The fourth module, Descent into the Depths of the Earth, is on a larger scale than the others, with a map covering many kilometres of a deep underground region, later known as the Underdark. In the Underdark, there are many unique monsters previously unknown to surface adventurers, including the drow, which had been considered mythical. Troglodytes, jermlaine and svirfneblin (deep gnomes) made their first appearances in D&D literature in this module.

In the next module, Shrine of the Kuo-Toa, the adventurers explore a subterranean complex populated by the Kuo-toa, a race of fish-frog monsters in the service of the lobster goddess Blibdoolpoolp.

Players next make their way to the Vault of the Drow, a deep subterranean eldritch land in a huge cyst deep under the earth.

The adventure is completed with Queen of the Demonweb Pits. It takes place primarily in the eponymous Demonweb Pits, the 66th level of the Abyss.

== Publication history ==
The seven adventures described above were compiled in the GDQ1–7 supermodule. These included:
- The three modules in the Against the Giants series: G1, Steading of the Hill Giant Chief; G2, Glacial Rift of the Frost Giant Jarl; and G3, Hall of the Fire Giant King
- The three modules in the "Drow" series: D1–2, Descent into the Depths of the Earth (which incorporates the earlier D1, Descent into the Depths of the Earth and D2, Shrine of the Kuo-Toa); and D3, Vault of the Drow
- Module Q1, Queen of the Demonweb Pits

All of the component modules were originally written by Gary Gygax, except for Queen of the Demonweb Pits, which was written by David C. Sutherland III and Gygax. The omnibus collection was produced with the assistance of Jeff Grubb and David Cook. The book was published by TSR in 1986 as a 128-page book with a 24-page map booklet, and credited to Gygax. Artist Keith Parkinson provided the cover art for the supermodule, which also features art by George Barr. The re-release was packaged as a sequel to A1–4.

The cover art of the module was also used for the AD&D Gold Box computer game Pools of Darkness.

==Reception==
Peter Green reviewed Queen of the Spiders for White Dwarf #85. In his conclusion to the review, Green wrote that "TSR have proven over the years that they are capable of better products than this. Instead of wasting time with old material, they should concentrate on presenting new roleplaying ideas."

Queen of the Spiders was ranked as the single greatest Dungeons & Dragons adventure of all time by Dungeon magazine in 2004, on the 30th anniversary of the Dungeons & Dragons game.

Scott Taylor of Black Gate in 2015 rated the Queen of Spiders series as #1 in "The Top 10 Campaign Adventure Module Series of All Time, saying "I've played this series half a dozen times in my life, and each time it reinvents itself, becomes fresh and alive, and leaves me feeling like I've taken on the hosts of shadow and won a great victory for all the free peoples of the land.

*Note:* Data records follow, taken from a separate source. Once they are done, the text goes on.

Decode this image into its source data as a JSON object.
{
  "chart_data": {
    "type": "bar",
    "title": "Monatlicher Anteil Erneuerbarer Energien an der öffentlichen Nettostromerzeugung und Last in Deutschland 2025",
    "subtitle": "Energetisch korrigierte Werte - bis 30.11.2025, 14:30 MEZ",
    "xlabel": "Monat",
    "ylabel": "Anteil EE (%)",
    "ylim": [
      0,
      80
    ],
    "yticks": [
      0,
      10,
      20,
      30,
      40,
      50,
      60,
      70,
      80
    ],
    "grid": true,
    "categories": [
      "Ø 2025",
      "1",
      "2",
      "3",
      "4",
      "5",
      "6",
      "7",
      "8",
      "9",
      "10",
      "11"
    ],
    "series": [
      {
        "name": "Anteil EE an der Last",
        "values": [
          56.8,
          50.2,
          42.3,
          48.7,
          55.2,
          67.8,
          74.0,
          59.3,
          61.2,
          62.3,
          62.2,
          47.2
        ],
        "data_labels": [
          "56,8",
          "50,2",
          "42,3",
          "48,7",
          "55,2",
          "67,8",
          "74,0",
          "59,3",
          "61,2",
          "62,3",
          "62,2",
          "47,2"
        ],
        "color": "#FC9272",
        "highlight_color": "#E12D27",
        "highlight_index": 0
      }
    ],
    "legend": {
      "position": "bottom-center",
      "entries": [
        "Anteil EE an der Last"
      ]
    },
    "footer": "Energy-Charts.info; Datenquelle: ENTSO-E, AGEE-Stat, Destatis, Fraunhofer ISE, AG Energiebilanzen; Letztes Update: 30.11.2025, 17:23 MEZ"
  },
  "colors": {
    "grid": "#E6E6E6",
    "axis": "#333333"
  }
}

It is a true masterpiece, and that is all I really have to say about that."

Francesco Cacciatore for Polygon commented in 2025 that "While it has its flaws, Queen of the Spiders is a fundamental piece of D&D history with an enduring legacy. You may love or hate Gygax and his style, but there is an undeniable feeling of fear and wonder here. Players start by carefully infiltrating and surviving giants' strongholds, leading to an epic bloodbath in G3. When they think it's all over, the Underdark opens up in front of them, an unexplored wilderness devoid of light and filled with creatures unseen at the time. And then, when they believe they can bull rush through everything, a whole city of hostile creatures appears, where the characters have to switch tactics to subterfuge and cunning."